Guru3D NVMe Thermal Test - the heatsink vs. performance

Memory (DDR4/DDR5) and Storage (SSD/NVMe) 368 Page 14 of 14 Published by


Summary and conclusion

Summary and conclusion

It’s time for the conclusion. Do NVMe M.2 SSDs need heatsinks? The answer is simple – yes, they do. As we’ve checked, if you don’t want your NVMe SSD to overheat, you’ll need a cooler. Luckily the main ones are passive. The NVMe SSDs are very easy to install, but you need to remember to keep the temperature in control, as they don’t like the high temperatures in high workload usage, and for sure, it’ll impact the period of life of the drive to some extent. Of course, the NVMe drives have even a 5-year warranty, but you probably don’t want to check how it works, especially if you have some crucial data on them. As for the checked scenarios, below you can find a summary:

  • Bare NVMe – you’ll get toasty temperatures, the drive’s longevity, and the performance could be degaded.
  • Asus Maximus Z690 Apex M.2 heatsink – did very well by bringing the temperatures even by 25 degrees down.
  • be quiet! MC1 M.2 heatsink – this aftermarket radiator performed decently but, in this case, wasn’t any better than the (big and solid) Z690 Apex heatsink
  • be quiet! MC1 Pro M.2 heatsink – the Pro version was doing fine, and this one we can recommend, especially if you don’t have such a massive motherboard radiator, as is the primary one on the Asus motherboard that we’ve used
  • Sabrent M.2 2280 SSD Rocket Heatsink (SB-HTSK) - even more performance (the best from the tested, aftermarket bunch), but it’s rather bulky.
  • ElecGear EL-80P Heatsink – performs better than the be quiet! offerings, but takes up more place. 
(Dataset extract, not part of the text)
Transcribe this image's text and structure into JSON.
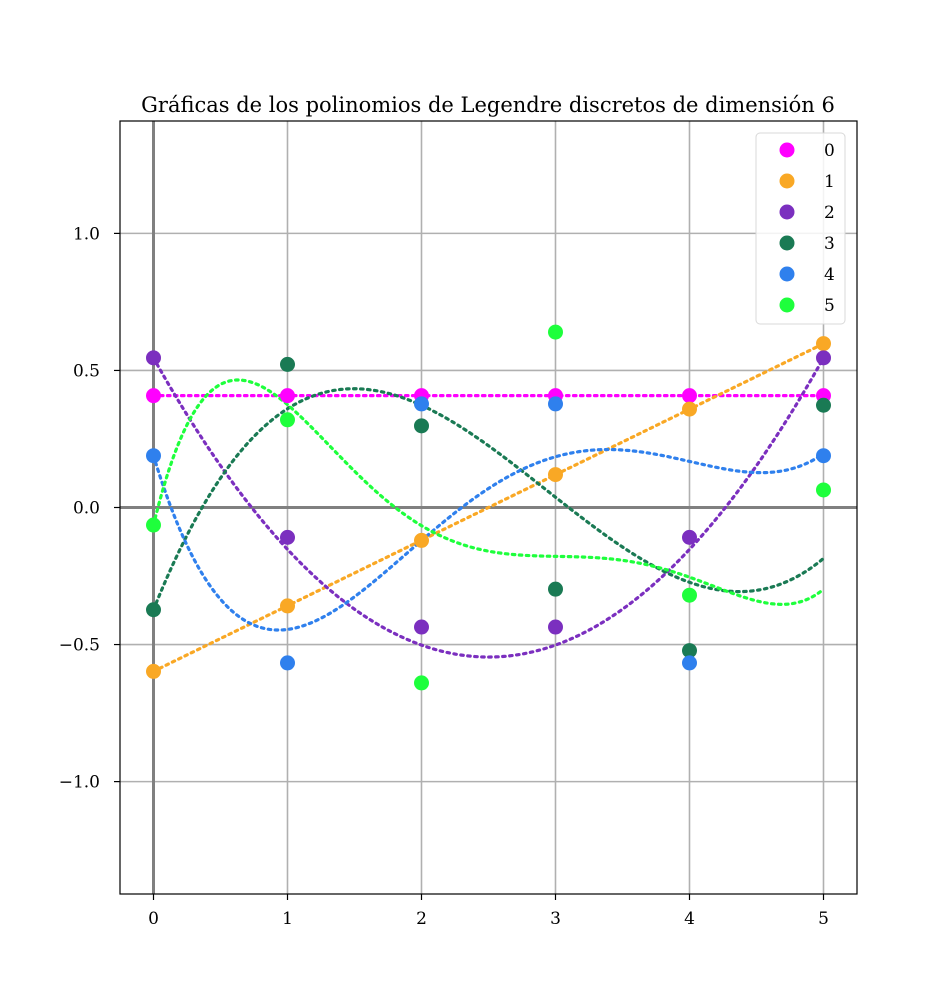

If you have several M.2 slots, then there’s a chance that one of them is positioned relatively close to your GPU – like the one we used in the test. However, your GPU is usually the most heat-generating component in your PC case, and it would be better not to have NVMe near it. It’s not always possible, but if you have a choice (and don’t have many M.2 drives) – then take it.


As previously stated, the faster the drive-tested disk was, the hotter it ran. The radiators/heatsink helped bring the temperature down, and it was easier to maintain the correct level of performance. Even a motherboard radiator does a great job, so as these (maybe not so fancy) are available in even budget products, you are advised to use them. Is it worth it to use an aftermarket cooler? Well, the be quiet! MC1 didn’t impress us, but the Pro version looked more attractive, especially since it’s not much more expensive than the non-Pro model. Imagine you want your drive to work as long as possible without losing performance. In that case, it’s better to have even the simplest motherboard radiator than nothing, but if you’d “invest” in a Sabrent or ElecGear heastink - you won't be disappointed. These were good enough even in the worst-case scenario, with a CPU/GPU up close and quite hot NVMe drives like the ones used in this review. It’s all as simple as that, but it was well worth a check.